More than 75% of the country is Catholic, and another 16% are Protestant Christians. For many, Holy Week is a time of worship, reflection and, finally, celebration of Christ’s resurrection. Catholics are expected to relax, avoiding labor during this week. Therefore, Easter Week preparations begin well in advance, as families make special dishes and ready their homes for the coming celebrations. Church members run dry rehearsals of religious parades, and help polish statues (effigies) that will play an important role in the processions.

Holy Wednesday, Maundy Thursday, Good Friday and Easter Sunday are Holy Week’s most important days, and every town’s Catholic Church organizes festivities on these holidays. Dramatic religious parades wind through every town, reenacting Jesus’ journey through Jerusalem, the crucifixion, and His eventual resurrection. Parade participants dress up to perform key roles, including Roman soldiers, the Virgin Mary, Mary Magdalene, and Saint Joseph. Two of the most famous processions take place in Tres Rios de Cartago, where live actors are used in place of effigies, and in San Joaquin de Flores. Be forewarned that these parades are somber and the details can be quite gruesome – think bleeding statues, their faces twisted in pain – and are meant to evoke strong emotions in attendees.

Conservative Catholics refrain from eating meat during Lent (the period between Ash Wednesday and Easter), so traditional Holy Week cuisine revolves around seafood. Chiverre squash also plays a prominent role in the week’s gastronomic offerings, appearing as sweet jelly, filling for turnovers, and pudding. Other specialties vary by regions; for example, families in Guanacaste spend weeks gathering wild mangos for marmalade and other sweet treats.
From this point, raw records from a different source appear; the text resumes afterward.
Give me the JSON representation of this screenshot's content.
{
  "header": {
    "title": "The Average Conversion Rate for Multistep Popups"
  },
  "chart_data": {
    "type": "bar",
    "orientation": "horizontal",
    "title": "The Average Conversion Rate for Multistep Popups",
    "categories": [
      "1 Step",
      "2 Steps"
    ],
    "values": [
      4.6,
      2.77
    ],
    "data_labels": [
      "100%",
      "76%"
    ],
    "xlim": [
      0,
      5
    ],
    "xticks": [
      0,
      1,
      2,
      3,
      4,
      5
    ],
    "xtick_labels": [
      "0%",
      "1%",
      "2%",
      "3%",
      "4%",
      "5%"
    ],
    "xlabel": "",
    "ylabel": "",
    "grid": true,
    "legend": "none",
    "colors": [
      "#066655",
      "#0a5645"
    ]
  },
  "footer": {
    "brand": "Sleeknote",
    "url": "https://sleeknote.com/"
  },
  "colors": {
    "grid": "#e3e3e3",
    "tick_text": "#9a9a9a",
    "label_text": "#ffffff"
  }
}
Those who don’t participate in religious celebrations often take the week to travel, usually to the beach. Holy Week sees the country’s busiest traffic and most crowded beaches, and tourists will find that most hotels are booked months in advance. Nearly every shop shuts down from Holy Thursday to the following Monday, so it's a good idea to stock up on goods before then, and avoid traveling as several transportation companies close completely or offer limited service. Unfortunately for party-hearty beachgoers, Costa Rica’s Dry Law is also in place during this time, and all liquor sales are illegal between Holy Wednesday and Easter Sunday. Many choose to stock up on alcohol during the previous weekend, and the occasional bar will be open at the beach.

Even if you’re not Catholic, try to catch a Holy Week parade, and don’t forget to pick up a chiverre empanada!